A refreshing, gluten free alternative to the traditional bulgur quinoa. Enjoy as a main dish or a side.

Ingredients

  • 1 cup quinoa, rinsed well
  • 1 1/2 cups broth or water
  • Pinch of salt
  • ½ tsp olive oil
  • 1/4 cup olive oil
  • juice of 1 fresh lemon or about 3 Tbsp.
  • 4 med to large tomatoes, chopped
  • 1 bunch (about 6-8) green onions, thinly sliced
  • 2 med cucumbers, chopped
  • 2 stalks celery, chopped
  • 1 bunch, about 1 cup, parsley, chopped
  • 1/2 cup mint, chopped
  • ½ tsp sea salt, ½ tsp black pepper or to taste
  • Optional: olives, feta

Instructions

  1. In a strainer, add quinoa and rinse well.  Let drain.
  2. In a sauce pan, add broth or water, pinch of salt.  Bring to a boil.
  3. Add the rinsed, strained quinoa, another pinch of salt, ½ tsp olive oil.  Bring to a boil.
  4. Reduce heat to a simmer.  Cover. Simmer for 10 min. Turn off heat. Let cool while prepping other ingredients. 
  5. Add cooked quinoa to a large bowl.
  6. Drizzle ¼ cup olive oil over the cooked quinoa.  Mix. Add the lemon juice. Mix.
  7. Add the remaining ingredients: tomatoes, green onions, cucumbers, celery, parsley, mint.
  8. Season with ½ tsp sea salt and ½ tsp black pepper or to taste. Mix. 
  9. Cover. Refrigerate overnight or for a few hours.
  10. Serve. Add more lemon juice and olive oil if desired. Add feta & olives if desired.

Benefits

Quinoa is a “super seed” that is enjoyed as a “grain.” A perfect food if going gluten or grain free. High in complete protein (8 gm per cup), and high in fiber (5 gm per cup), quinoa was a sacred food of the Incas who believed it gave them exceptional stamina and strength. They called it the “mother of all grains.” The soluble fiber is a favorite food of the trillions of gut bacteria who break it down to make short chain fatty acids that not only feed colon cells but serve as cell signalers to keep all cells healthy and balanced.

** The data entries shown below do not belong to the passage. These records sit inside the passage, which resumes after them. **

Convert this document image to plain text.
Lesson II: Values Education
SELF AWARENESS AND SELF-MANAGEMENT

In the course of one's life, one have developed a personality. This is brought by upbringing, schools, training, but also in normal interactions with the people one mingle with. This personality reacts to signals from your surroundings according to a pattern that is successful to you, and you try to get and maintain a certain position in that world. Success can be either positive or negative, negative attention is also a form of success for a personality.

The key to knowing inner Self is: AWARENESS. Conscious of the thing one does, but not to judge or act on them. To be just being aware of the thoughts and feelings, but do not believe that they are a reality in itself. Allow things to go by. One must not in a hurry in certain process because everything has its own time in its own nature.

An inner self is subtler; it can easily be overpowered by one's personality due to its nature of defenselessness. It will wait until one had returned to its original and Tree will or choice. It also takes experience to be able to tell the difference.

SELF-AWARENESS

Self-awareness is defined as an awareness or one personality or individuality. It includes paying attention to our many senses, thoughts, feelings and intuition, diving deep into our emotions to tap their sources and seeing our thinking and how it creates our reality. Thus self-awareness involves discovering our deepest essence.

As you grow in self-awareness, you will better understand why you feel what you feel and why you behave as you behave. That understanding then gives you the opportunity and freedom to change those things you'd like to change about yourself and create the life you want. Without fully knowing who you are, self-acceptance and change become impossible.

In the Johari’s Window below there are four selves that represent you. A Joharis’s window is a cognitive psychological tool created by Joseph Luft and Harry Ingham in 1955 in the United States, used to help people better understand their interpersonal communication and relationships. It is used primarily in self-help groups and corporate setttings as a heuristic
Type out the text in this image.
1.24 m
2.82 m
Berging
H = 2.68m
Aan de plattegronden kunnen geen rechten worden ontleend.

Olive oil-heart friendly monounsaturated fat; high in oleuropein that protects LDL from getting damaged and squalene-anti cancer powerhouse. Always choose high quality, unfiltered EVO!

Lemon-citrusy and refreshing, acidifies the stomach for better digestion yet alkalizes the body for better acid/base balance! Also bursting with immune boosting Vitamin C, bioflavonoids and liver cleansing limonene.

Tomatoes-You say Tomayto, I say Tomahto, but Nothing says Summertime more than a juicy ripe tomato off the vine! Tomatoes are bursting with that famous carotenoid- lycopene-one of the most potent free racial scavengers on the planet that has been studied extensively for its anti-cancer properties, especially in lung and prostate cancers.

Green onions are an excellent source of allergy fighting and cancer fighting quercetin. A lot less pungent than its yellow cousin, green onions add a slight amount of pungency that doesn’t make you cry.

Cucumbers-Be cool as a cucumber when you enjoy these watery summer delights - not only do they rehydrate, they replenish vitamins and minerals and help with detoxification. Cukes are also a rich source of cucurbitacins which studies show-block cancer cell growth.

Celery-so full of fiber, but who knew-also full of a funky compound called apigenin, widely studied for arresting several cancer processes.

Parsley-another underappreciated super food that is so much more than decoration. Also high in that super cancer fighting flavonoid-apigenin.